Re: Three Kinds of Logical Trees
Date: 21 Jul 2005 08:01:43 -0700
Message-ID: <1121956496.796207.271510_at_g47g2000cwa.googlegroups.com>
dawn wrote:
> Marshall Spight wrote:
> > I've been thinking about trees in the abstract lately, and
> > trying to classify them. I am not talking about trees as
> > a physical data structure, such as BTrees or Red-Black, but
> > rather trees as logical data structures. In other words,
> > the *interface* to a tree.
> >
> > I've identified three distinct kinds.
> > "homogeneous tree"
> > All nodes are the same type, tree has varying structure
> >
> > "dynamic heterogenous"
> > Nodes are varying types, tree has varying structure
> >
> > "static heterogeneous"
> > Nodes are varying type, tree has fixed structure.
> >
> > Examples
> >
> > homogeneous: org chart. Every node is a person record, but the
> > structure of the organization may be of whatever form.
>
> Or a simpler example of a tree with an interger on each node.
Yes. But I'm not sure how realistic an example that is. Note that I'm trying to classify *logical* trees, so the structure of the tree needs to have some meaning apart from just being a data structure. Usually when we talk about a tree of ints, we've got some data structure going because we want logn lookup. That I would call a set, even if the underlying physical structure is a tree.

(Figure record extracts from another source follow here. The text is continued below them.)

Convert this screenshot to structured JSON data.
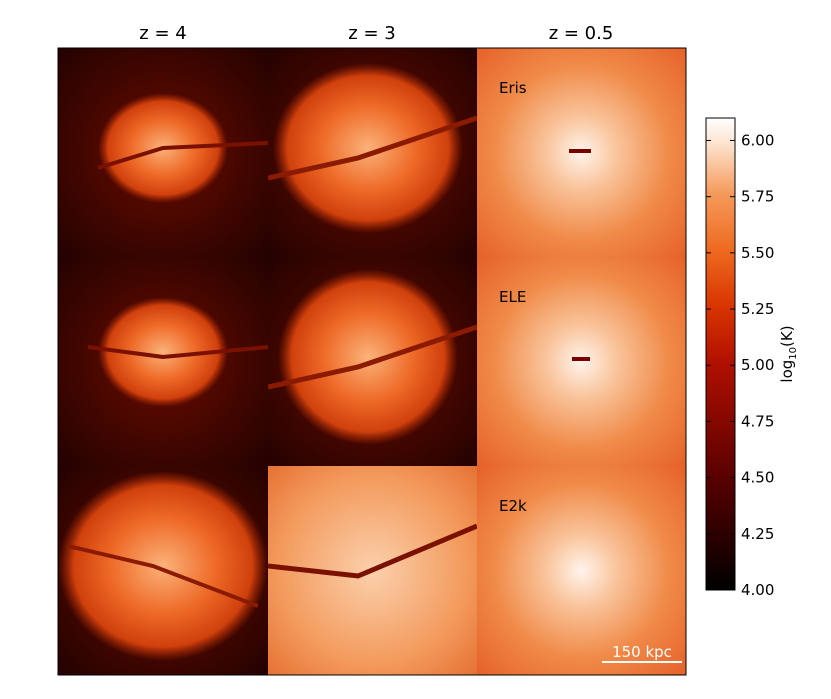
{
  "columns": [
    "z = 4",
    "z = 3",
    "z = 0.5"
  ],
  "rows": [
    "Eris",
    "ELE",
    "E2k"
  ],
  "scale_bar": "150 kpc",
  "colorbar": {
    "label": {
      "prefix": "log",
      "sub": "10",
      "suffix": "(K)"
    },
    "lim": [
      4.0,
      6.1
    ],
    "ticks": [
      {
        "value": 4.0,
        "label": "4.00"
      },
      {
        "value": 4.25,
        "label": "4.25"
      },
      {
        "value": 4.5,
        "label": "4.50"
      },
      {
        "value": 4.75,
        "label": "4.75"
      },
      {
        "value": 5.0,
        "label": "5.00"
      },
      {
        "value": 5.25,
        "label": "5.25"
      },
      {
        "value": 5.5,
        "label": "5.50"
      },
      {
        "value": 5.75,
        "label": "5.75"
      },
      {
        "value": 6.0,
        "label": "6.00"
      }
    ]
  }
}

> > dynamic heterogeneous: parse tree. There are specific kinds of
> > nodes, but the structure of the tree is relatively unconstrained.
>
> There are people here much more knowledgeable about trees than I (but
> that has not stopped me before, eh?) but even with the lose definition,
> I wouldn't say "relatively unconstrained" but perhaps "either
> unconstrained or constrained by a grammar." The grammar constraint
> might not be fully encoded into the tree, due to the complexity of the
> grammar.
> > static heterogeneous: customer/account/invoice/line item. Each
> > level in the tree is fixed, with fixed relationships.
> >
> > Here "dynamic" and "static" refer to the structure of the tree.
> >
> > SQL handles the third kind of tree extremely well.
>
> I'm not so sure. If your tree extends from metadata down to data
> values, you might have to add in that less-than-satisfying term "scalar
> value" for your leaf nodes.
(I am unclear why you use the term "metadata" here. To me that means the system catalog; one doesn't usually join from the catalog to user-define tables, yes?)

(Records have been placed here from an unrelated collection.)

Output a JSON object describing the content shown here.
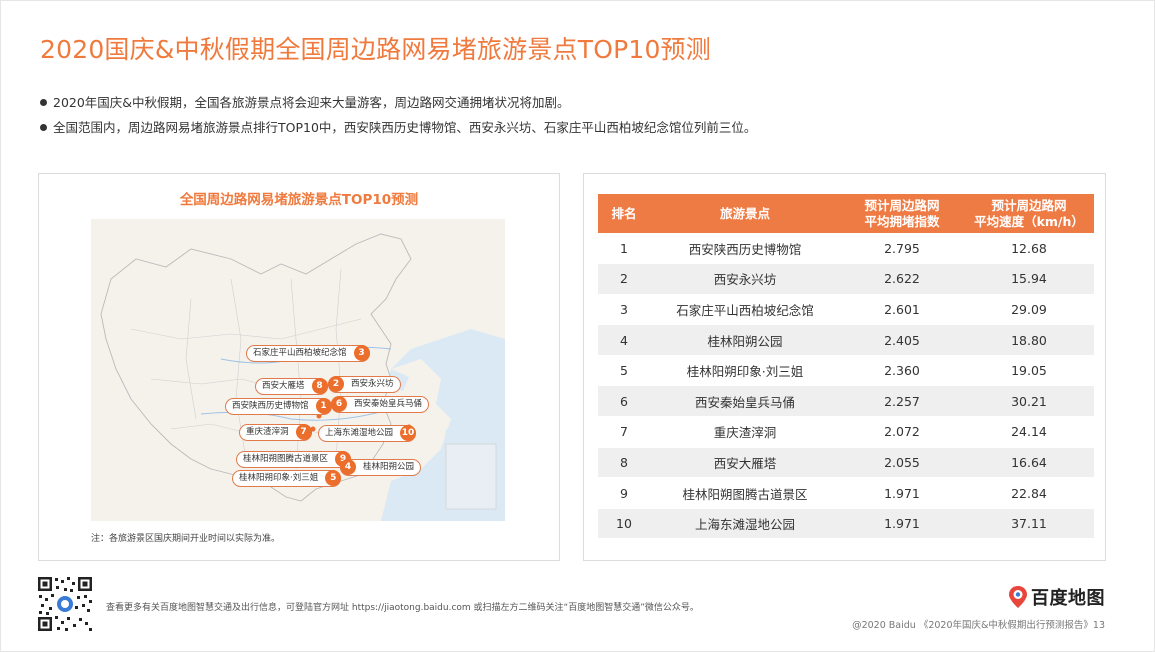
{
  "page": {
    "title": "2020国庆&中秋假期全国周边路网易堵旅游景点TOP10预测",
    "bullets": [
      "2020年国庆&中秋假期，全国各旅游景点将会迎来大量游客，周边路网交通拥堵状况将加剧。",
      "全国范围内，周边路网易堵旅游景点排行TOP10中，西安陕西历史博物馆、西安永兴坊、石家庄平山西柏坡纪念馆位列前三位。"
    ]
  },
  "map_panel": {
    "title": "全国周边路网易堵旅游景点TOP10预测",
    "note": "注：各旅游景区国庆期间开业时间以实际为准。",
    "callouts": [
      {
        "rank": "3",
        "label": "石家庄平山西柏坡纪念馆"
      },
      {
        "rank": "8",
        "label": "西安大雁塔"
      },
      {
        "rank": "2",
        "label": "西安永兴坊"
      },
      {
        "rank": "1",
        "label": "西安陕西历史博物馆"
      },
      {
        "rank": "6",
        "label": "西安秦始皇兵马俑"
      },
      {
        "rank": "7",
        "label": "重庆渣滓洞"
      },
      {
        "rank": "10",
        "label": "上海东滩湿地公园"
      },
      {
        "rank": "9",
        "label": "桂林阳朔图腾古道景区"
      },
      {
        "rank": "4",
        "label": "桂林阳朔公园"
      },
      {
        "rank": "5",
        "label": "桂林阳朔印象·刘三姐"
      }
    ]
  },
  "table": {
    "headers": {
      "rank": "排名",
      "spot": "旅游景点",
      "index_line1": "预计周边路网",
      "index_line2": "平均拥堵指数",
      "speed_line1": "预计周边路网",
      "speed_line2": "平均速度（km/h）"
    },
    "rows": [
      {
        "rank": "1",
        "spot": "西安陕西历史博物馆",
        "index": "2.795",
        "speed": "12.68"
      },
      {
        "rank": "2",
        "spot": "西安永兴坊",
        "index": "2.622",
        "speed": "15.94"
      },
      {
        "rank": "3",
        "spot": "石家庄平山西柏坡纪念馆",
        "index": "2.601",
        "speed": "29.09"
      },
      {
        "rank": "4",
        "spot": "桂林阳朔公园",
        "index": "2.405",
        "speed": "18.80"
      },
      {
        "rank": "5",
        "spot": "桂林阳朔印象·刘三姐",
        "index": "2.360",
        "speed": "19.05"
      },
      {
        "rank": "6",
        "spot": "西安秦始皇兵马俑",
        "index": "2.257",
        "speed": "30.21"
      },
      {
        "rank": "7",
        "spot": "重庆渣滓洞",
        "index": "2.072",
        "speed": "24.14"
      },
      {
        "rank": "8",
        "spot": "西安大雁塔",
        "index": "2.055",
        "speed": "16.64"
      },
      {
        "rank": "9",
        "spot": "桂林阳朔图腾古道景区",
        "index": "1.971",
        "speed": "22.84"
      },
      {
        "rank": "10",
        "spot": "上海东滩湿地公园",
        "index": "1.971",
        "speed": "37.11"
      }
    ]
  },
  "footer": {
    "text": "查看更多有关百度地图智慧交通及出行信息，可登陆官方网址 https://jiaotong.baidu.com 或扫描左方二维码关注“百度地图智慧交通”微信公众号。",
    "logo_text": "百度地图",
    "copyright": "@2020 Baidu 《2020年国庆&中秋假期出行预测报告》13"
  },
  "colors": {
    "accent": "#f07a3d",
    "header_bg": "#ef7b44",
    "rank_circle": "#ec6e2c",
    "sea": "#dbe9f5",
    "land": "#f5f2ec"
  },
  "icons": [
    "qr-code-icon",
    "baidu-map-pin-icon"
  ]
}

I agree "scalar" is an unsatisfying term. I have in mind a better one, but it requires a type system that's a lot different from SQL's. (Which I assert is an "opportunity." :-)
> Otherwise, if you have such a structure
> and you have a value that is either multipart or multivalued within
> this static structure, you still don't have SQL-92 support and most
> SQL-DBMS's don't make it easy to have such structures, even if they are
> supported in some way.
I'm not saying that this is necessarily the best way to go, but you can certainly handle this case in a 1NF way.
> Interesting topic, but I not quite sure about this partitioning as yet.
> Are you trying to carve out how the relational model fits within a
> tree model by giving a term to such trees?
Yes!
SQL handles the static heterogeneous case with ease, but really chokes on the other two cases. The big difference seems to be the fixed depth vs. variable depth issue. It's impossible to handle variable depth without something more powerful than the basic RM; you need something at least as powerful as transitive closure; recursive queries or (ugh) iteration will also work.
So the area I'm exploring is, what kinds of operations do we want to do on the dynamic tree types, and what smallest bit of power to we have to add to the RM to handle that well?
> If so and if I understand
> your terms, then there are at least NF2 (non-first normal form) models
> that would fit your "static" heterogeneous term.
The issue for me is not the model so much, as it is what operators do we need to work on them. Modeling structure is relatively easy; the hard part is querying, updating, and constraining.